Former outpost in Switzerland

Agaunum was an outpost in Roman Switzerland, predecessor of the modern city of Saint-Maurice in the canton of Valais, southwestern Switzerland. It was used by the Roman Empire for the collection of the Quadragesima Galliarum. In Christian tradition, Agaunum is known as the place of martyrdom of the Theban Legion.

==Etymology==
The word Agaunum derives from Gaulish acaunum, meaning "saxum, stone, whetstone". The word acauna also appears in compound nouns relating to "stone", for instance, as related by Pliny. Ultimately, the word stems from the Proto-Indo-European root *h_{2}ekmōn, meaning "stone" in several of the daughter languages.

The name is also attested as a deity called Acauno or Acaunus, leading scholars to argue that in this location there was a probable cult to a river deity.

The name Agaunum is probably at the origin of French toponym Agonès, a commune in southern France.

==In later Christian tradition==

Agaunum is noted for the fact that the monks at the monastery of Agaunum performed perpetual prayers since its formation in 522 by King Sigismund.

Near Agaunum, in a place still identifiable as a former temple to Mercury, god of travellers, recently excavated behind the abbey's present sanctuary, a revelation led to the discovery of martyrs' bones during the time of Theodore, Bishop of Octudurum (now Martigny), who was in office 350. The etiological narrative explaining the cache of human remains led to the cult of an entire Roman legion, the legendary Theban Legion, martyred at the spot, when this entirely Christian legion refused to sacrifice to the Emperor Maximian and were put to death, by decimation, one out of ten at a time, until all were martyred. Their leader according to the legend was Saint Maurice.

The martyrology was written by Eucherius, Bishop of Lyon, who died in 449. He wrote
"We often hear, do we not, a particular locality or city is held in high honour because of one single martyr who died there, and quite rightly, because in each case the saint gave his precious soul to the most high God. How much more should this sacred place, Agaunum, be reverenced, where so many thousands of martyrs have been slain, with the sword, for the sake of Christ."

Eucherius' telling of the legend reports that the shrine erected by Theodore was already in his time a basilica that was the destination of pilgrims. It lay within the diocese of the Bishop of Sion. The actual site of the martyrdom (or of the cache of bones) was pointed out to pilgrims as the "true place" the vrai lieu, a name it still carries, as Verroliez, according to local etymology.

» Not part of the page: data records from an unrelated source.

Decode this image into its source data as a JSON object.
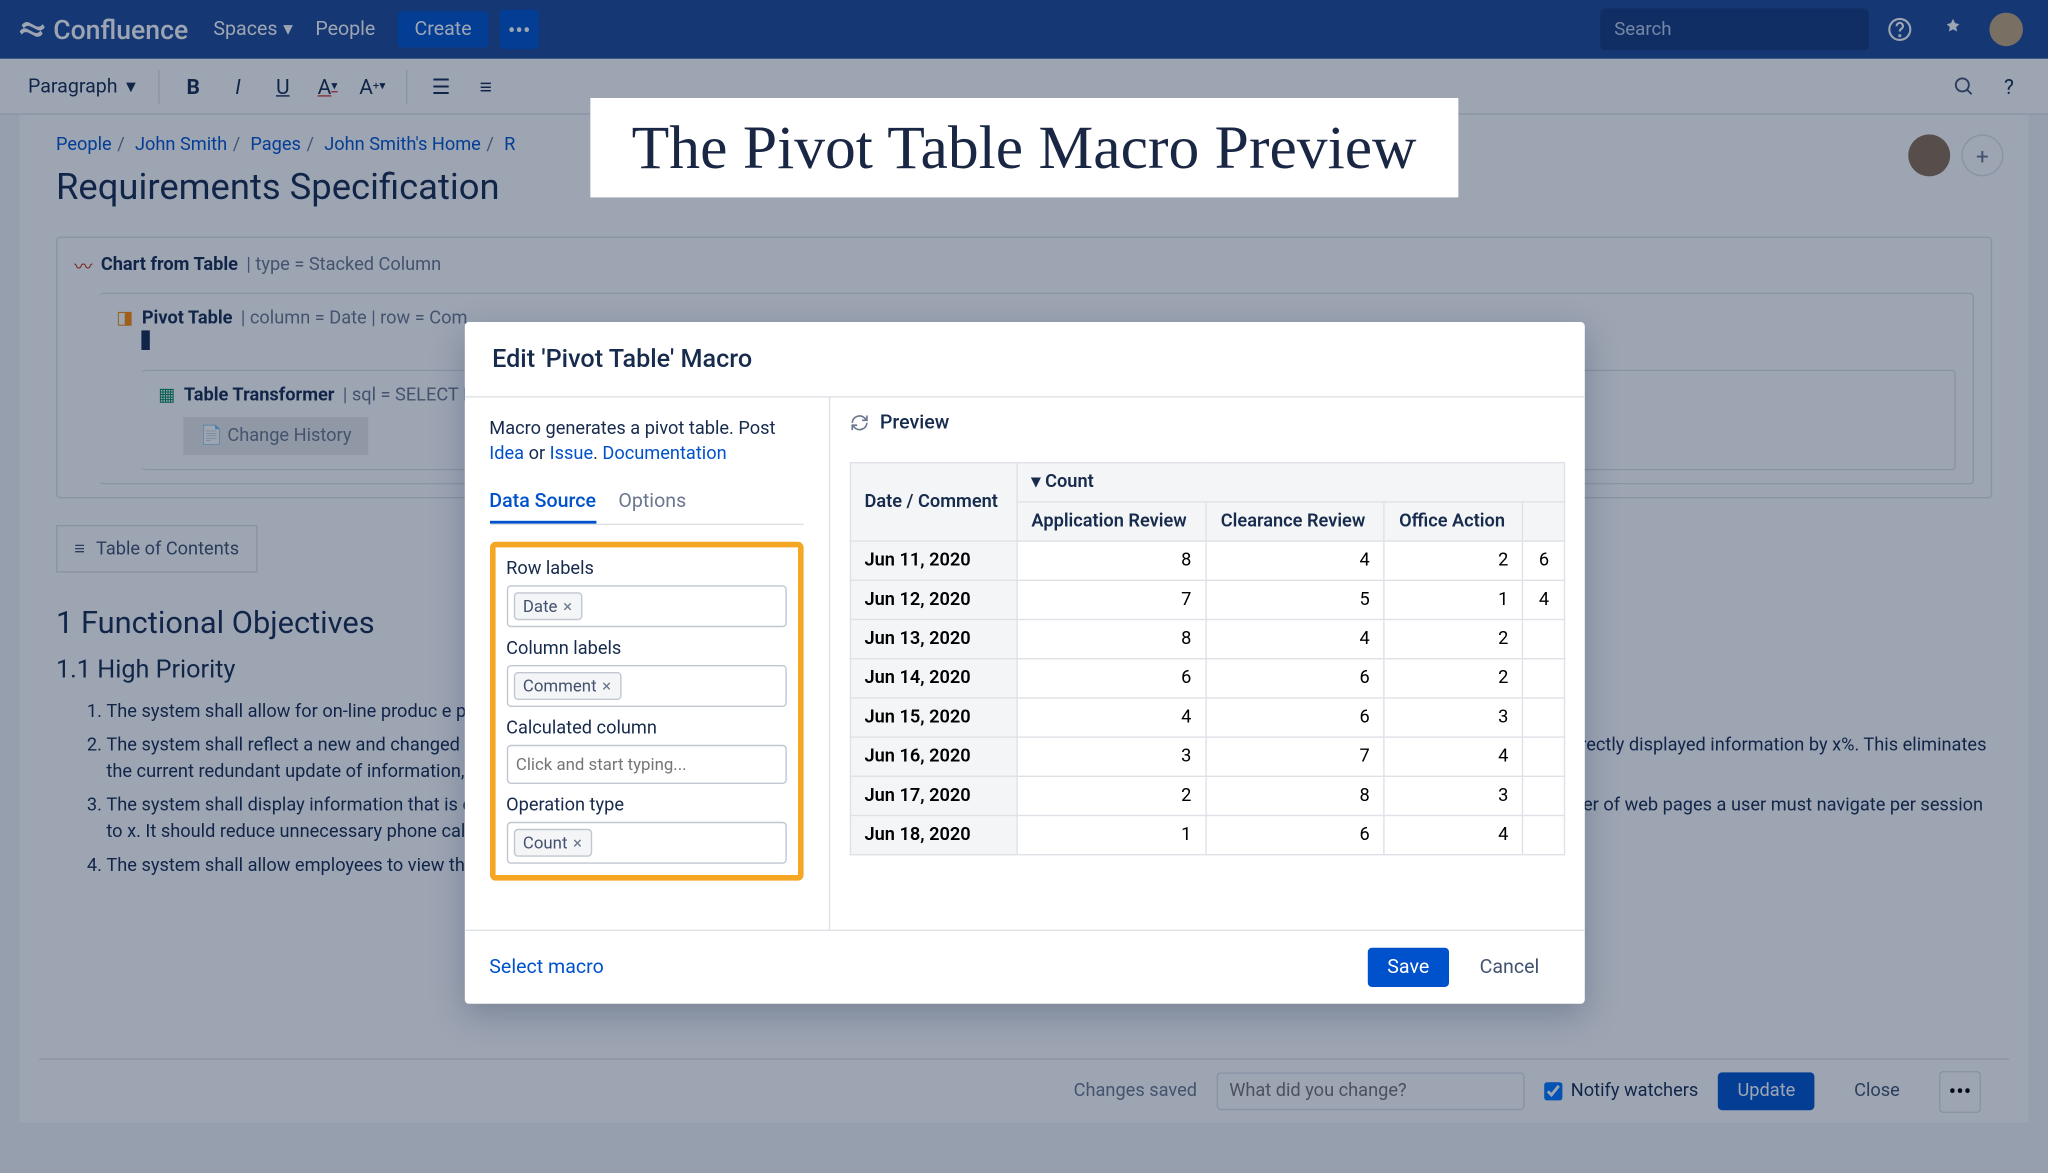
{
  "banner": "The Pivot Table Macro Preview",
  "nav": {
    "product": "Confluence",
    "spaces": "Spaces",
    "people": "People",
    "create": "Create",
    "search_placeholder": "Search"
  },
  "toolbar": {
    "paragraph": "Paragraph"
  },
  "breadcrumb": [
    "People",
    "John Smith",
    "Pages",
    "John Smith's Home",
    "R"
  ],
  "page": {
    "title": "Requirements Specification",
    "macro1": "Chart from Table",
    "macro1_params": "| type = Stacked Column",
    "macro2": "Pivot Table",
    "macro2_params": "| column = Date | row = Com",
    "macro3": "Table Transformer",
    "macro3_params": "| sql = SELECT FOR",
    "macro3_child": "Change History",
    "toc": "Table of Contents",
    "h1": "1 Functional Objectives",
    "h2": "1.1 High Priority",
    "reqs": [
      "The system shall allow for on-line produc                                                                                                                                                                                                                                                                                  e placement of the order. This will reduce the time a sales agent spends on an order by x%. The cost to process an order will be reduced to $y.",
      "The system shall reflect a new and changed product description within x minutes of the database being updated by the product owner. This will reduce the number of incidents of incorrectly displayed information by x%. This eliminates the current redundant update of information, saving $y dollars annually.",
      "The system shall display information that is customized based on the user's company, job function, application and locale. This feature will improve service by reducing the mean number of web pages a user must navigate per session to x. It should reduce unnecessary phone calls to sales agents and staff by x%.",
      "The system shall allow employees to view the owner of any product. An employee should be able to contact the correct owner in one phone call x% of the time."
    ]
  },
  "bottombar": {
    "saved": "Changes saved",
    "placeholder": "What did you change?",
    "notify": "Notify watchers",
    "update": "Update",
    "close": "Close"
  },
  "modal": {
    "title": "Edit 'Pivot Table' Macro",
    "desc1": "Macro generates a pivot table. Post ",
    "link1": "Idea",
    "desc_or": " or ",
    "link2": "Issue",
    "desc_dot": ". ",
    "link3": "Documentation",
    "tab1": "Data Source",
    "tab2": "Options",
    "fields": {
      "row_label": "Row labels",
      "row_tag": "Date",
      "col_label": "Column labels",
      "col_tag": "Comment",
      "calc_label": "Calculated column",
      "calc_placeholder": "Click and start typing...",
      "op_label": "Operation type",
      "op_tag": "Count"
    },
    "preview_label": "Preview",
    "select_macro": "Select macro",
    "save": "Save",
    "cancel": "Cancel",
    "table": {
      "corner": "Date / Comment",
      "count": "Count",
      "cols": [
        "Application Review",
        "Clearance Review",
        "Office Action",
        ""
      ],
      "rows": [
        {
          "d": "Jun 11, 2020",
          "v": [
            "8",
            "4",
            "2",
            "6"
          ]
        },
        {
          "d": "Jun 12, 2020",
          "v": [
            "7",
            "5",
            "1",
            "4"
          ]
        },
        {
          "d": "Jun 13, 2020",
          "v": [
            "8",
            "4",
            "2",
            ""
          ]
        },
        {
          "d": "Jun 14, 2020",
          "v": [
            "6",
            "6",
            "2",
            ""
          ]
        },
        {
          "d": "Jun 15, 2020",
          "v": [
            "4",
            "6",
            "3",
            ""
          ]
        },
        {
          "d": "Jun 16, 2020",
          "v": [
            "3",
            "7",
            "4",
            ""
          ]
        },
        {
          "d": "Jun 17, 2020",
          "v": [
            "2",
            "8",
            "3",
            ""
          ]
        },
        {
          "d": "Jun 18, 2020",
          "v": [
            "1",
            "6",
            "4",
            ""
          ]
        }
      ]
    }
  }
}
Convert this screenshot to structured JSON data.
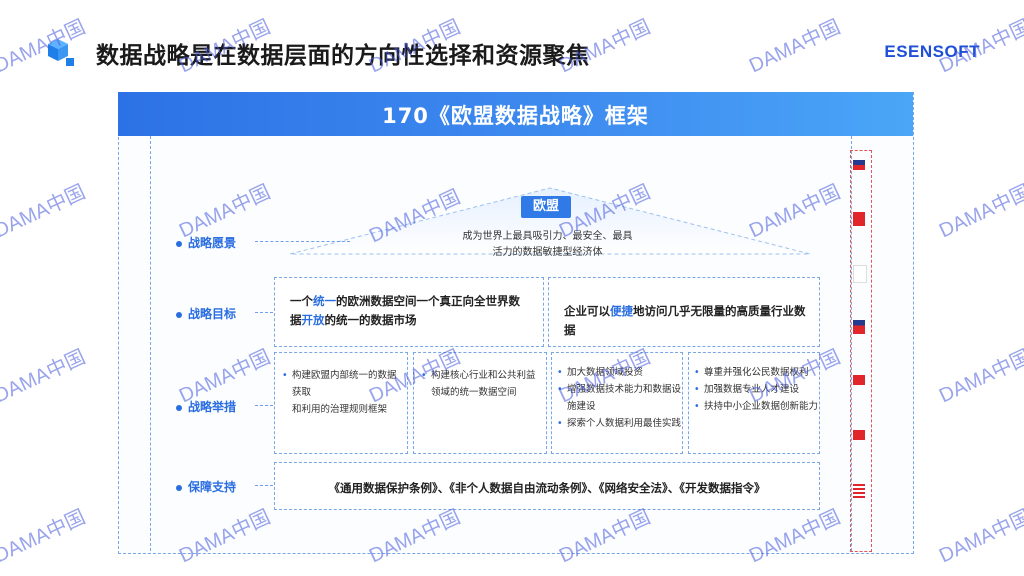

In 515, the basilica became the center of a monastery built on land donated by Sigismund of Burgundy, the first king of the Burgundians to convert from Arianism to Trinitarian Christianity. His personal conversion was not pressed upon his Burgundian nobles. With the cooperation of the Catholic bishops, Sigismund set out to remake the existing hospice and community that already ministered to pilgrims around the shrine. The result was a unique development in its time: a monastery created ex nihilo under patronage, rather than one that developed organically around the person of a revered monk. Between 515 and 521, Sigismund lavishly endowed his royal foundation, and he transferred monks from other Burgundian monasteries, to ensure that a constant liturgy was kept. The liturgy, known as the laus perennis "perpetual praise" of relays of choirs, was an innovation for Western Europe, imported from Constantinople; it was distinctive to the abbey of St. Maurice and the practice spread widely from there.

St. Maurice's Abbey at Agaunum was the chief abbey of the Burgundian kingdom. In the 10th century, the Saracens of Fraxinet established an outpost near the abbey to control the Alpine passes. In 961, the relics of Maurice and the martyrs were conveyed to the new cathedral being erected at Magdeburg by Emperor Otto I but the abbey has continued to flourish.